狩俣信子議員「これ体育の授業で(頭を)打ったから出てきた結果じゃないですか。医者の診断というのが第一ではないかと思うのですが。」
小橋川明教育長「これが本当にこの事故で発症したのかどうなのか、そこらへんが今課題になっています。この原因を究明するために、いま調査中だということであります。」
整骨院の先生「負けないようにとめてとめて。はい力抜こう。楽に楽に。」
休学中の少年は今、整骨院に通い、リハビリに励んでいます。きのう西原町の新たな条例が提案されたものの、全額補償ではなく、また、病気に対する理解もまだ得られてはいません。

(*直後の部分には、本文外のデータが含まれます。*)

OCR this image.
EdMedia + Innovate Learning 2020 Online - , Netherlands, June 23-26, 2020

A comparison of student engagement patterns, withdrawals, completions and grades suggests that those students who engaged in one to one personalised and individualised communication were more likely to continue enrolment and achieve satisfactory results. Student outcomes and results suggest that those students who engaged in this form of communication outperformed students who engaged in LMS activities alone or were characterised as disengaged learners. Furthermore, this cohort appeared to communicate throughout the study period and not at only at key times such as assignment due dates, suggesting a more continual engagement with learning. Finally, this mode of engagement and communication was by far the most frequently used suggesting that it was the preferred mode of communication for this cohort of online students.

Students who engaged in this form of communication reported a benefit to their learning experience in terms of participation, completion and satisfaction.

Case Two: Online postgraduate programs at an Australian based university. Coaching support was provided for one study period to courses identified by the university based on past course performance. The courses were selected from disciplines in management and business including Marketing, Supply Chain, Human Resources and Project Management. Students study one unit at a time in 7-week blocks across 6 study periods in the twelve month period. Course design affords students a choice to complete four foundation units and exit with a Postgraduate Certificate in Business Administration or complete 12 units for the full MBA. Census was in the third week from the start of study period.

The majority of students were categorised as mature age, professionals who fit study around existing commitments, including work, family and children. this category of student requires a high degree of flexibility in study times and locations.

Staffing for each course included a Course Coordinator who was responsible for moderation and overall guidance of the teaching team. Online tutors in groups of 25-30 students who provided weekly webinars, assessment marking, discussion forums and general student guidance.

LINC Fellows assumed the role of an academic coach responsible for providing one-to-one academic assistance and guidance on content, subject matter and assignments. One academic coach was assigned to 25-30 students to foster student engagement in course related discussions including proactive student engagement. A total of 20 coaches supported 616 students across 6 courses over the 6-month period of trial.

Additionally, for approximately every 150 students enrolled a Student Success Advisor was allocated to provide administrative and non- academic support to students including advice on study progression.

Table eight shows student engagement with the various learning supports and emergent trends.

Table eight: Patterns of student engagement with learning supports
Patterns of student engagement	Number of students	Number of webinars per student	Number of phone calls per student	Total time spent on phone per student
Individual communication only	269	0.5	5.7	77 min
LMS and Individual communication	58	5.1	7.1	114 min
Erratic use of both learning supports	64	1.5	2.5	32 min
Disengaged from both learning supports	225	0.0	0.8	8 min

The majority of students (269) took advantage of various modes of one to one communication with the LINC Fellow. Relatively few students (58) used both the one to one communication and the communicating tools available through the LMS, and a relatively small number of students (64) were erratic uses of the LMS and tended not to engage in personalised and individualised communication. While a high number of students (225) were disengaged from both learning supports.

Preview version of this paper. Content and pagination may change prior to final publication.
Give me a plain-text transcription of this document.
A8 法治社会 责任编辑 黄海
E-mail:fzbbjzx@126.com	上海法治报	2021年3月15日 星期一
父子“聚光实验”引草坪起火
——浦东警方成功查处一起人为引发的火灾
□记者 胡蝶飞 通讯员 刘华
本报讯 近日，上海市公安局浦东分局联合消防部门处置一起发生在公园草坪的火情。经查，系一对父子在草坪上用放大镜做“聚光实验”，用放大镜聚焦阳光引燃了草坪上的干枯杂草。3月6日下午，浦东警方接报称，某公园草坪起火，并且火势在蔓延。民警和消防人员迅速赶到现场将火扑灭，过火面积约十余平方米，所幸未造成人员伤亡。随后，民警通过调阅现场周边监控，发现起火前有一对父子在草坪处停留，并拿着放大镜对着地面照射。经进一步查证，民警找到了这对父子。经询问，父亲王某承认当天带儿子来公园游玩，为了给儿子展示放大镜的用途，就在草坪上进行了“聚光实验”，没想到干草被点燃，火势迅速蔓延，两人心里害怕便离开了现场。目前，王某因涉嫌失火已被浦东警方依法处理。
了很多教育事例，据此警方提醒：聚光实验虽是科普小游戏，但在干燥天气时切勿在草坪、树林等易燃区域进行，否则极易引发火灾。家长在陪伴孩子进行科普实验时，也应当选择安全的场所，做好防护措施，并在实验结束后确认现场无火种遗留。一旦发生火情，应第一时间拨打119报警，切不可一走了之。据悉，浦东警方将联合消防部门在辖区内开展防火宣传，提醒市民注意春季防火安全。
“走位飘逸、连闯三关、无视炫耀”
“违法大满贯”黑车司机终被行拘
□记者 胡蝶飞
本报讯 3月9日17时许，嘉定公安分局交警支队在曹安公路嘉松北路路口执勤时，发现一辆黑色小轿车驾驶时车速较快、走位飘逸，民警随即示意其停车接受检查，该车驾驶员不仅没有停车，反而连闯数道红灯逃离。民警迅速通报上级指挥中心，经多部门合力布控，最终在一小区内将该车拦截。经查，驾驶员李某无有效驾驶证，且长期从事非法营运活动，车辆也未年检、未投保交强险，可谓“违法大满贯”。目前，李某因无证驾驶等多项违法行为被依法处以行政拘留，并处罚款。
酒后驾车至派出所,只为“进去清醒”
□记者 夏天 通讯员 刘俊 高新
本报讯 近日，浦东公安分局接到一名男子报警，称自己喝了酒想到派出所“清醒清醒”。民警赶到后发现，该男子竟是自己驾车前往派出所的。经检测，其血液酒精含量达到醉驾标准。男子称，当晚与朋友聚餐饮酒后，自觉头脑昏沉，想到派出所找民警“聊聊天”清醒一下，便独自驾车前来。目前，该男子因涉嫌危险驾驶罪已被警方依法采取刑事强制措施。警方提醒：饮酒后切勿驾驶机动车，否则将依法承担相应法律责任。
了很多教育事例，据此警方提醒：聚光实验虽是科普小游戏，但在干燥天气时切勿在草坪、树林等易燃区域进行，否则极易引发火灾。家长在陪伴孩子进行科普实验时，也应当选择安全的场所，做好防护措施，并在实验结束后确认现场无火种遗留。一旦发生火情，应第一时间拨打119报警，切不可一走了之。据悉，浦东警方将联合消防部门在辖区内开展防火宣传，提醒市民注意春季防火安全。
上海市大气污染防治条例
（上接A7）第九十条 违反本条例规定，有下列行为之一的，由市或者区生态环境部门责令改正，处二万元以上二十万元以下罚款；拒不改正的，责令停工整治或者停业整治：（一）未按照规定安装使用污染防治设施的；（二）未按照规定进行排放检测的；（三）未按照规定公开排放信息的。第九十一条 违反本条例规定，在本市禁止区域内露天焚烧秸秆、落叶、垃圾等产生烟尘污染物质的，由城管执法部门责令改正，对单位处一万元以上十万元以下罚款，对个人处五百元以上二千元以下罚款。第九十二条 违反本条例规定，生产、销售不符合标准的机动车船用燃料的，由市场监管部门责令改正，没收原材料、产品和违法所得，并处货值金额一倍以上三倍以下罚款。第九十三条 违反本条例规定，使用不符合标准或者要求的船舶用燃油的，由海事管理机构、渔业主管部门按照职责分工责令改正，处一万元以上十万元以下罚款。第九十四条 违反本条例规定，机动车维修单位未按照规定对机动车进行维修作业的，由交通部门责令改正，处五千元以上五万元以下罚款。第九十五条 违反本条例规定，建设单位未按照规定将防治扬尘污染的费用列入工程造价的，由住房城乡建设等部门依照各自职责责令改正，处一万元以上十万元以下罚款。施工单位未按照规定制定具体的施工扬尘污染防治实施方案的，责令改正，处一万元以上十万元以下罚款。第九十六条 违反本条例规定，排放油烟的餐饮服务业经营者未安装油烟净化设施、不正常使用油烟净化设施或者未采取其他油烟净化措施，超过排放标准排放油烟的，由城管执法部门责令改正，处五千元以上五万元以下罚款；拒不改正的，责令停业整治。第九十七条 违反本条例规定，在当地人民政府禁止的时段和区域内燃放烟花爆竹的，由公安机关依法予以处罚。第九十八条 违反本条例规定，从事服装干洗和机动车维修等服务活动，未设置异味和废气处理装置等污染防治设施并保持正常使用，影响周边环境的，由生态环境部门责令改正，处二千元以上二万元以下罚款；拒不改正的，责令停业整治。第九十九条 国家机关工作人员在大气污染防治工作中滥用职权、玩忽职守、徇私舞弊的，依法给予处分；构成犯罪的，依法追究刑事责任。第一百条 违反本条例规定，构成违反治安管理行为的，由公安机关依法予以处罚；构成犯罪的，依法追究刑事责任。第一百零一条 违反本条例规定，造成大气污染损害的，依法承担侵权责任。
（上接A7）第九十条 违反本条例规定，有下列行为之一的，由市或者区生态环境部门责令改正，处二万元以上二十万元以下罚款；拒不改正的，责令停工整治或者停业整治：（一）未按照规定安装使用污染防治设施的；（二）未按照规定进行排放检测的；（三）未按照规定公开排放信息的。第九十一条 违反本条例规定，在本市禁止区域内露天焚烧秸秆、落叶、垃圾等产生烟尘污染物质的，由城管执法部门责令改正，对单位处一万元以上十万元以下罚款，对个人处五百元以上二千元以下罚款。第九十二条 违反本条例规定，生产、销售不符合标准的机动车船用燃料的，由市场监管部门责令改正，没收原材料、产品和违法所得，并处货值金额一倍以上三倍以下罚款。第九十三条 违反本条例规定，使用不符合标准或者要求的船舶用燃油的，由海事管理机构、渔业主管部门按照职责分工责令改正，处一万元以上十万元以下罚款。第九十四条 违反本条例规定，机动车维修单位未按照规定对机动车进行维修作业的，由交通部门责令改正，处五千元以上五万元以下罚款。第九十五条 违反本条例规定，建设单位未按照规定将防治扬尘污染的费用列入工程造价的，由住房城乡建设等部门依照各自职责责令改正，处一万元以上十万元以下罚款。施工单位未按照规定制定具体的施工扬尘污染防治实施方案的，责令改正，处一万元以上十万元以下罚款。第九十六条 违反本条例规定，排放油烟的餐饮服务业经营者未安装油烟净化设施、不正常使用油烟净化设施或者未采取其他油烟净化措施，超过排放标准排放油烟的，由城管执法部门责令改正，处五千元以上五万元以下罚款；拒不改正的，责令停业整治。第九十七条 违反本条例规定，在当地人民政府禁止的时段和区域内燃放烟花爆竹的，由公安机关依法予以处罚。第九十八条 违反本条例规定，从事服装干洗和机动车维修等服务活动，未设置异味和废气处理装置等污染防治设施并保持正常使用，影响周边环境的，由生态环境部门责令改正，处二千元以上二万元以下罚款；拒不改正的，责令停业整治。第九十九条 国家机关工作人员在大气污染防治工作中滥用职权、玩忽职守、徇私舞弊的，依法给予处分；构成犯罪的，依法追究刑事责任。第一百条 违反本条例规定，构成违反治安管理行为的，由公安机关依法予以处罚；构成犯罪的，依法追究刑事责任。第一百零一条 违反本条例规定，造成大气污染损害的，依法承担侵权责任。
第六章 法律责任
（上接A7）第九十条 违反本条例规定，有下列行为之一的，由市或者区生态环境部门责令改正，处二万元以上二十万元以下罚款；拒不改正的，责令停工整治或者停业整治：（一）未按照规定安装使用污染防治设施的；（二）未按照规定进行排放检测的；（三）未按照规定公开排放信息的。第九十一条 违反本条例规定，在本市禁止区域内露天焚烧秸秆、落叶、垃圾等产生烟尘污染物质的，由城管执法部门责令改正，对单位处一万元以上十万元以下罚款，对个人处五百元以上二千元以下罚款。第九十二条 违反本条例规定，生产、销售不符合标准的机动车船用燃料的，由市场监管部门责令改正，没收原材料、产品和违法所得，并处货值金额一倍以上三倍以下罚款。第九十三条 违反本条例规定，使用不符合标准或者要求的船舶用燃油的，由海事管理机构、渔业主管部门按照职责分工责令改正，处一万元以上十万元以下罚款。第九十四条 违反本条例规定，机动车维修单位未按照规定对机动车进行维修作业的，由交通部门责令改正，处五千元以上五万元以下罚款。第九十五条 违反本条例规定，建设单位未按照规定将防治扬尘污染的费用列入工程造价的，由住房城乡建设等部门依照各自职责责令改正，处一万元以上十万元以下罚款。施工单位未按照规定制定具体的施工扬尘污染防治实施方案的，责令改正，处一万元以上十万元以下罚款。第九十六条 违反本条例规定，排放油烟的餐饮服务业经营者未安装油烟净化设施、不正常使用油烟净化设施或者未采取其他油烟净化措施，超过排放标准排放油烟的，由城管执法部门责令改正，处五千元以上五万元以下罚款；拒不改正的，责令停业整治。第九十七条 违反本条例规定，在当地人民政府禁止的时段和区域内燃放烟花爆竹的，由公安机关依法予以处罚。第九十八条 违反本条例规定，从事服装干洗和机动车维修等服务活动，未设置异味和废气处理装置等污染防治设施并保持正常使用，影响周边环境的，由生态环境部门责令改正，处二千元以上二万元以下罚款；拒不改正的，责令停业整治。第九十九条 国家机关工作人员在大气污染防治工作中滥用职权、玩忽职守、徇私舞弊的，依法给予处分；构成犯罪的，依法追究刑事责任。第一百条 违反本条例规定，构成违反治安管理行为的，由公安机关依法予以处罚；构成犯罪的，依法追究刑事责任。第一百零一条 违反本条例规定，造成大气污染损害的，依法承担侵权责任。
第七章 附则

今回のような事故が学校内で発生する可能性は、決して低くはありません。実際に支援する条例を作るのははもちろん、今後周囲が事故の可能性や病気を理解し、どう支えていくかが大きな問題です。
男子生徒「一番は野球したいですけど、まず学校に行けるようになりたいですね。やっぱり早く学校に復帰して(両親を)安心させたいなっていうのはありますね。」
西原町がきのう提案した「治療費を一部助成する」議案は、明日の最終本会議で可決される見通しです。今後、学校で同じことが起きた時にどうするか、どう救っていくかが町に求められます。